Suara Cathy sudah terputus sebelum Alexa sempat mengucapkan kalimat apapun. "Ish... menyebalkan sekali!"

Alexa membalikkan tubuhnya, tapi dia terkejut ketika melihat sosok Josh sudah berdiri di belakangnya. Seketika Alexa memekik dan ponsel yang ada di tangannya terpental begitu saja.

Suara ponsel yang terjatuh terdengar jelas, sepertinya layar ponsel Alexa retak. Josh segera memungutnya untuk memeriksa.

"Maafkan aku, Alexa. Aku berusaha untuk memanggilmu, tapi kau tidak mendengarku. Padahal aku hanya ingin kita menyudahi tugas hari ini, karena ini sudah terlalu lama dan melelahkan." Josh menunjukkan ekspresi penyesalan, ketika dia terus memperhatikan ponsel Alexa.

Saat itu jantung Alexa berdebar cepat. Entah karena dia terkejut dengan kehadiran Josh yang tiba-tiba, atau karena dia melihat wajah pria tampan itu dengan jarak yang kembali dekat?

Glek...

Alexa menelan salivanya sendiri, memperhatikan sudut wajah Josh yang begitu memukaunya. Bahkan dia melihat pada bibir Josh, yang tampak mungil tapi pergerakannya membuat Alexa seperti bergairah.

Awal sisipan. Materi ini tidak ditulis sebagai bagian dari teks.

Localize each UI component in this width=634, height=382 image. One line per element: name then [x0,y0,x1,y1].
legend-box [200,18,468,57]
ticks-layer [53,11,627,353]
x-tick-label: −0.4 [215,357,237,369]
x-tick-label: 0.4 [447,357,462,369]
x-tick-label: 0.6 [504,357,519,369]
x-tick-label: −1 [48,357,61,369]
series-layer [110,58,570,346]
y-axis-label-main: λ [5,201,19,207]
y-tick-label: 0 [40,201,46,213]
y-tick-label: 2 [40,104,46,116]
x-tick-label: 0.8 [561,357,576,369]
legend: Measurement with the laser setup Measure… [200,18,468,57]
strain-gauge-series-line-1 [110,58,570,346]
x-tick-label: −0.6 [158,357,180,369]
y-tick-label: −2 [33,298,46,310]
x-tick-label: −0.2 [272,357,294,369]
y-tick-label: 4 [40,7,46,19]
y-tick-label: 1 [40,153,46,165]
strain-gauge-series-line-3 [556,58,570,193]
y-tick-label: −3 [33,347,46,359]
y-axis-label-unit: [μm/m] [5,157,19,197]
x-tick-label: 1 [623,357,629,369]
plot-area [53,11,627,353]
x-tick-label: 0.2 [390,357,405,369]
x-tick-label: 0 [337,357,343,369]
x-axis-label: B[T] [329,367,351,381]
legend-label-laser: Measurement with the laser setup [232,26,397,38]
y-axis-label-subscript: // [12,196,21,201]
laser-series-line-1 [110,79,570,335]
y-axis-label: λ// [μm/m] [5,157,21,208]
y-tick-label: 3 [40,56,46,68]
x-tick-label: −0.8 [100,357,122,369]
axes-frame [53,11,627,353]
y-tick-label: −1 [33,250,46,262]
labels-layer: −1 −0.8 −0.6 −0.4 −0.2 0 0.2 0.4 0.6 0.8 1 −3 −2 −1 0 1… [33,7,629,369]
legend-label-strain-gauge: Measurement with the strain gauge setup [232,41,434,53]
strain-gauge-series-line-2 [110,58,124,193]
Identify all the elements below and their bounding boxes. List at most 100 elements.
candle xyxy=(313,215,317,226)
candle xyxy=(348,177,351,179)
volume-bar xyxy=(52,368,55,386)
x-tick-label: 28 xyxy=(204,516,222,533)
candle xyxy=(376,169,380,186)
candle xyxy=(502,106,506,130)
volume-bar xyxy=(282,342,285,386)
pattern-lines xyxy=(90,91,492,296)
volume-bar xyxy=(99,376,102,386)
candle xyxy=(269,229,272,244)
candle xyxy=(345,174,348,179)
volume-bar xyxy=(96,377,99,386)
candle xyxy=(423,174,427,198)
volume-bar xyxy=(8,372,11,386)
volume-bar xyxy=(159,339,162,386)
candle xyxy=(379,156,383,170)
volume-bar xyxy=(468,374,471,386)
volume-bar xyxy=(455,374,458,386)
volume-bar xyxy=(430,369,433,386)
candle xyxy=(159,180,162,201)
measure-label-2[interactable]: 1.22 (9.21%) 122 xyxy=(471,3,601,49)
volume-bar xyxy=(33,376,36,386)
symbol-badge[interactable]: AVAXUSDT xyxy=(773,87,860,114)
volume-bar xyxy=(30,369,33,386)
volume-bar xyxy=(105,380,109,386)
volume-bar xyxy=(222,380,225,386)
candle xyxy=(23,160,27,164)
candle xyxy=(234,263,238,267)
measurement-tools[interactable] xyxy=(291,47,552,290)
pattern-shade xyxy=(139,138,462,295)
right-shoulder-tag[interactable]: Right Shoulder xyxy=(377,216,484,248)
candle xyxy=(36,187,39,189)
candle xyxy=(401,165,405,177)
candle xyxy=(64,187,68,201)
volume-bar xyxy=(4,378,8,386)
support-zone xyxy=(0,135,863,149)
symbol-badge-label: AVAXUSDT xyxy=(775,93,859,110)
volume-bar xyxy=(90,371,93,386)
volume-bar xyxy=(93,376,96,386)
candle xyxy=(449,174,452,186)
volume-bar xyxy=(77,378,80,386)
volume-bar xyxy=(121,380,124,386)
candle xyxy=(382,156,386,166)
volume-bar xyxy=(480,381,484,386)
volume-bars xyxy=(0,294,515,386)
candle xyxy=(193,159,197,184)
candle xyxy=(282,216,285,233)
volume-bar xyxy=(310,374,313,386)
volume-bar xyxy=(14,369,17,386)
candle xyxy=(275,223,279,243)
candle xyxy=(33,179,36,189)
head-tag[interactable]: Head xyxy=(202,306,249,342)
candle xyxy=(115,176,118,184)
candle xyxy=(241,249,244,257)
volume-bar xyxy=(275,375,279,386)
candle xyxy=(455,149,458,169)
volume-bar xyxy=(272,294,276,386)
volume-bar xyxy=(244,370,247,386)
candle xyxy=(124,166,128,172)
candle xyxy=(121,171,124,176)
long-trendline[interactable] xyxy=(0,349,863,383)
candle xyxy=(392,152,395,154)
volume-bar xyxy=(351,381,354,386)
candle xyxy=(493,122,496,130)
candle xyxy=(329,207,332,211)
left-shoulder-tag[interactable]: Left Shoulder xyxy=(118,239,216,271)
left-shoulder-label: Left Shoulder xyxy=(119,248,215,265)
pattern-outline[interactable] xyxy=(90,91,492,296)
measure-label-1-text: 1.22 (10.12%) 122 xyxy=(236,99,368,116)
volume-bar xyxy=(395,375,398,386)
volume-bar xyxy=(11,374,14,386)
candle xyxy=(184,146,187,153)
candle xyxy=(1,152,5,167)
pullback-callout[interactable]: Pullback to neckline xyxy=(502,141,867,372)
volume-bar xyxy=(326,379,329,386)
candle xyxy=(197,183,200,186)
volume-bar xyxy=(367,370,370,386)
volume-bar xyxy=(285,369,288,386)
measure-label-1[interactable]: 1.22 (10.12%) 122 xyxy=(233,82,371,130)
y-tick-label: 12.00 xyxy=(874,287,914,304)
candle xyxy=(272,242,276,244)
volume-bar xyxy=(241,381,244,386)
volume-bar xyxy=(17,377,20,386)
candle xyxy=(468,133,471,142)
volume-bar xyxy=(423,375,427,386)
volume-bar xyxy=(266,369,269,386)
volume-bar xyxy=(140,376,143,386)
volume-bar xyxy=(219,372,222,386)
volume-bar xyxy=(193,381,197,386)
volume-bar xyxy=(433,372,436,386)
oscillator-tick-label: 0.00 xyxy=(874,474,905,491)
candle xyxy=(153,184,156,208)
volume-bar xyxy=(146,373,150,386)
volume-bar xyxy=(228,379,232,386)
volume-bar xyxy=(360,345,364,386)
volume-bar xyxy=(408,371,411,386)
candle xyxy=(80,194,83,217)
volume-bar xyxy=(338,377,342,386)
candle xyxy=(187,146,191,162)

"Layar ponselmu menjadi retak pada bagian ujung. Apa aku boleh memperbaikinya, Alexa?" tanya Josh yang sudah menegakkan wajahnya melihat ke arah Alexa, yang sedari tadi menatap dirinya.

"Ya, kau boleh menyentuh..."

"Apa?" Josh tampak bingung dengan jawaban Alexa yang terdengar samar di telinganya.

"Maksudku... Tidak..!" Alexa segera mengkoreksi perkataannya barusan.

"Bodoh sekali kau, Alexa! Ada apa dengan isi otakmu, hari ini?" batinnya yang sedang mengutuk.

"Tidak perlu, Josh." Alexa mengambil ponselnya segera dari tangan Josh, pria itu masih memandang heran akan sikap Alexa.

"Ponsel ini memang sudah retak, kau tidak perlu memperbaikinya," ucap Alexa bersungguh-sungguh.